Freitag, 26. Februar 2010

Dameneishockeynationalmannschaft

Gestern war tragischerweise Vlotho. Da steppt der Bär an einem Donnerstag Mittag in der letzten Februarwoche. Den Partykeller kann man auch gleich kaufen...

vlotho 001

Es war schon tragisch an diesem verlorenen Ort - einigen Kleinstadtgewächsen fällt jetzt ob meiner Großstadtarroganz wahrscheinlich die Kinnlade runter. Aber ich finde es befreiend, nicht bereits mit 20 verheiratet zu sein, zwei Kinder zu haben und nen Haus gegenüber dem meiner Eltern zu bauen. Scheiße drauf sein geht auch einfacher, und vor allem billiger. Tragisch war besonders, dass der Ort zwar eine Tourist-Information hat, aber kein um 12 Uhr mittags geöffnetes Restaurant, wo der Tourist essen könnte. So kam ich zumindest mal in den Genuss einen Pizza-Bringdienst von innen gesehen zu haben...der es in aller Tragik blitzartig schaffte, den Chinesen aus dem Industriegebiet in Schweinfurt von der Pole-Position der kulinarischen und ästhetischen Grausamkeiten zu fegen.

Tragisch war auch, dass ich für die 105 Minuten effektiver Arbeit in Vlotho insgesamt 16 Stunden auf Achse war. In einer hübschen U-Bahn-S-Bahn-Flugzeug-Opel-Corsa-Kombination. In der noch hübscheren Bahnsteig-Feldmoching-Flughafen-München-Flughafen-Dortmund-Vlotho-Kombination. Alles ging reibungslos - was mich verwunderte. Kein ÖPNV-Drama, kein Pilotenstreik, kein Wintereinbruch. Aber wer nach Dortmund und Vlotho muss, den muss man offensichtlich nicht noch zusätzlich verarschen.

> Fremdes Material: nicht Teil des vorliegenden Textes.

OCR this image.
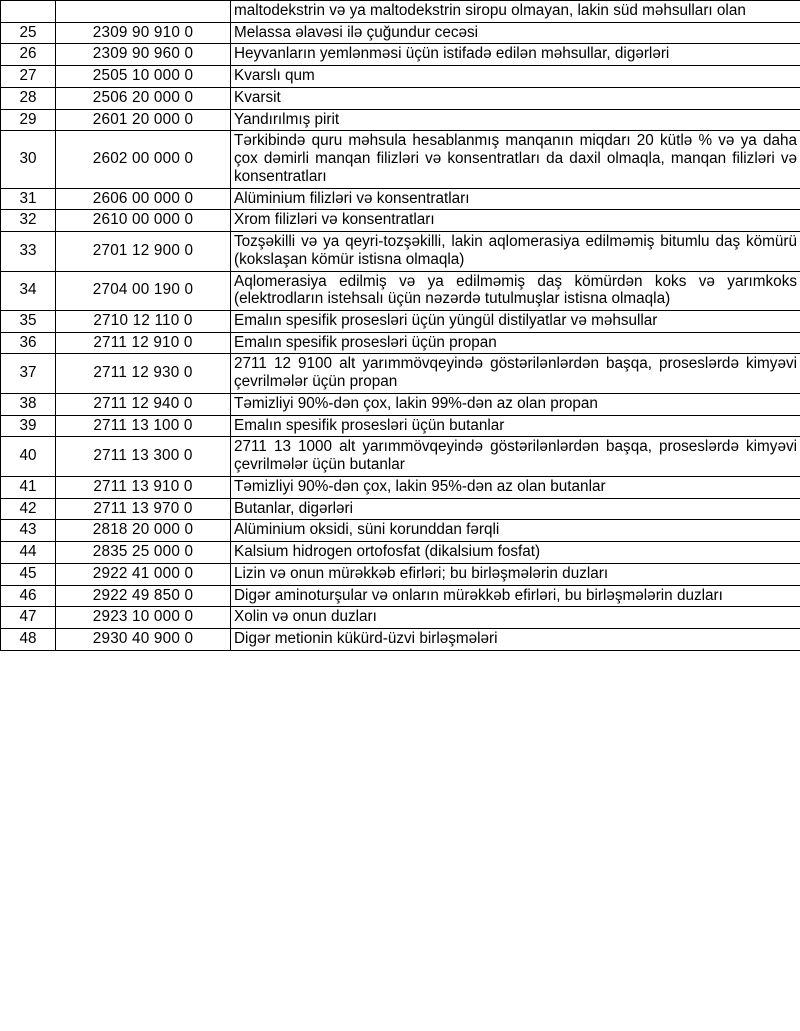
		maltodekstrin və ya maltodekstrin siropu olmayan, lakin süd məhsulları olan
25	2309 90 910 0	Melassa əlavəsi ilə çuğundur cecəsi
26	2309 90 960 0	Heyvanların yemlənməsi üçün istifadə edilən məhsullar, digərləri
27	2505 10 000 0	Kvarslı qum
28	2506 20 000 0	Kvarsit
29	2601 20 000 0	Yandırılmış pirit
30	2602 00 000 0	Tərkibində quru məhsula hesablanmış manqanın miqdarı 20 kütlə % və ya daha çox dəmirli manqan filizləri və konsentratları da daxil olmaqla, manqan filizləri və konsentratları
31	2606 00 000 0	Alüminium filizləri və konsentratları
32	2610 00 000 0	Xrom filizləri və konsentratları
33	2701 12 900 0	Tozşəkilli və ya qeyri-tozşəkilli, lakin aqlomerasiya edilməmiş bitumlu daş kömürü (kokslaşan kömür istisna olmaqla)
34	2704 00 190 0	Aqlomerasiya edilmiş və ya edilməmiş daş kömürdən koks və yarımkoks (elektrodların istehsalı üçün nəzərdə tutulmuşlar istisna olmaqla)
35	2710 12 110 0	Emalın spesifik prosesləri üçün yüngül distilyatlar və məhsullar
36	2711 12 910 0	Emalın spesifik prosesləri üçün propan
37	2711 12 930 0	2711 12 9100 alt yarımmövqeyində göstərilənlərdən başqa, proseslərdə kimyəvi çevrilmələr üçün propan
38	2711 12 940 0	Təmizliyi 90%-dən çox, lakin 99%-dən az olan propan
39	2711 13 100 0	Emalın spesifik prosesləri üçün butanlar
40	2711 13 300 0	2711 13 1000 alt yarımmövqeyində göstərilənlərdən başqa, proseslərdə kimyəvi çevrilmələr üçün butanlar
41	2711 13 910 0	Təmizliyi 90%-dən çox, lakin 95%-dən az olan butanlar
42	2711 13 970 0	Butanlar, digərləri
43	2818 20 000 0	Alüminium oksidi, süni korunddan fərqli
44	2835 25 000 0	Kalsium hidrogen ortofosfat (dikalsium fosfat)
45	2922 41 000 0	Lizin və onun mürəkkəb efirləri; bu birləşmələrin duzları
46	2922 49 850 0	Digər aminoturşular və onların mürəkkəb efirləri, bu birləşmələrin duzları
47	2923 10 000 0	Xolin və onun duzları
48	2930 40 900 0	Digər metionin kükürd-üzvi birləşmələri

Es war Donnerstag, genauso tragisch. Die interessanten Elemente der ZEIT - Politik, Wirtschaft, Wissen - hatte ich bis dahin, auch dank eines ÖPNV-Dramas, bereits gelesen. Normalerweise reicht das für die Arbeitswoche. Wegen Offline-Alternativlosigkeit blieb nur das Magazin und das Feuilleton. Das Magazin wird gemieden, weil es dort unproportional oft um Mode und Design geht. Auch diesmal. Wegen der vielen nicht beachteten Modephotos, Modewerbung, Modeberichterstattung war man auch bald durch. Auftritt des Feuilletons, das ich eigentlich immer ignoriere. Besonders seit damals, als Fiat noch Opel kaufen wollte und Jens Jessen einen so fürchterlichen Artikel schrieb, dass ich mich auch noch ein Jahr später an ihn erinnern kann. Grundtenor: Open und Fiat repräsentierten jeweils die Charakteristika ihrer menschlichen Erbauer und eine Fusion der beiden würde schlagartig das Typische eliminieren und die kulturelle Vielfalt in der Welt durch ein unerträgliches Homogenitätsgemisch ersetzen. Und das wäre ja kulturell gesehen so unendlich tragisch usw. Diesmal im Feuilleton ging es, wie zurzeit üblich in Feuilletons, um diese junge Abschreibe-Autorin, die je nachdem als die bürgerliche Ordnung vernichtende Copyright-Verletzerin verteufelt oder als kreative Montagekünstlerin gefeiert wird. Was ungemein spannend ist. Der Aufhängerartikel eröffnete aber einen ähnlich spannenden Metadiskurs und betrachtete das ganze als Kampf der alten Männer gegen die jungen Frauen oder so ähnlich und enthielt den schönen Satz:

Natürlich gibt es auch in der Medienwelt so etwas wie Frauenförderung. Doch ist sie hier, was sie in der Männerwelt meistens ist - eine Art erweitertes Balz- und Brutpflegeverhalten.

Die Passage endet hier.